Sunny side upshot
What is it with Indians in the 21st century obsessing about an eclipse? Having spent a considerable part of the previous hundred years living with power cuts, an extra hour in the dark is certainly not headline news.india Updated: Jul 21, 2009 22:49 IST
What is it with Indians in the 21st century obsessing about an eclipse? Having spent a considerable part of the previous hundred years living with power cuts, an extra hour in the dark is certainly not headline news. Wednesday’s outage, in sharp contradistinction to the man-made variety, comes with adequate warning, as it has ever since Thales of Miletus predicted the first solar hide-and-seek in 585 BC. Most of us will probably have slept through the dawn penumbra, umbra and antumbra, in any case, and the rare early bird would have a celestial reason for some extra shut-eye. So why the fuss?
Be very sure fuss there will be. A godawful one at that. For the next 24 hours you will be subjected to the passage of the moon across the sun caught on television camera. Every excruciating second of the seven-minute spectacle will be analysed on the squawk box for hours.

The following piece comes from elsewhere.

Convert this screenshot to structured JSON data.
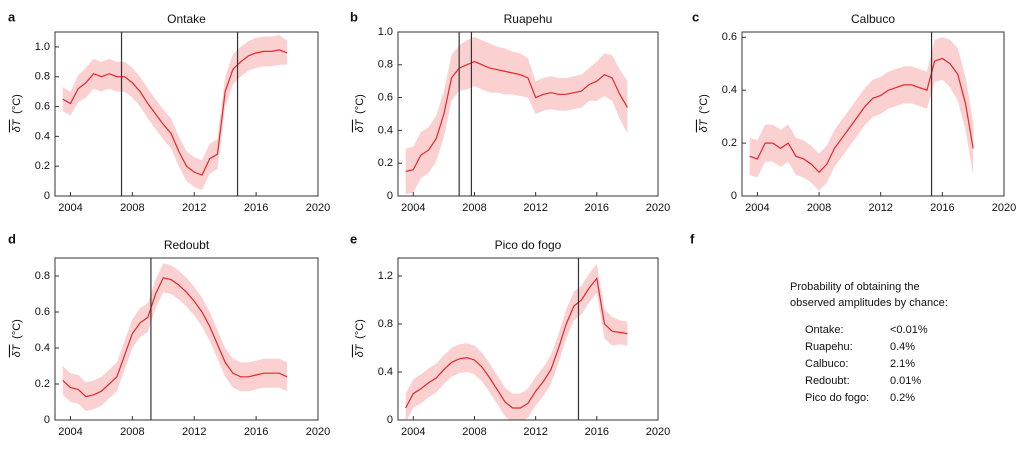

Astronomers and astrologers will have been pulled out of the woodwork to give hysterical anchors time to catch their breath, religious fervour will be captured from across the country, even the monkey in the zoo will be shot sporting a solar filter. The misery does not end there. Newspapers the morning after will have ‘Star gazers gathering food for thought’, ‘Sun worshippers swaying to a cosmic dance’, and ‘Cocks crowing twice’. All in big bold type. And all alongside images of a suspiciously similar dark circle. The three-ring media circus will have its day in the sun.
Those of us who shut our eyes to the longest eclipse of the sun this side of the millennium will have to pay the price. There’s one way out though. Grab a pair of those special sunglasses they hawk during these events, and keep them on all of today.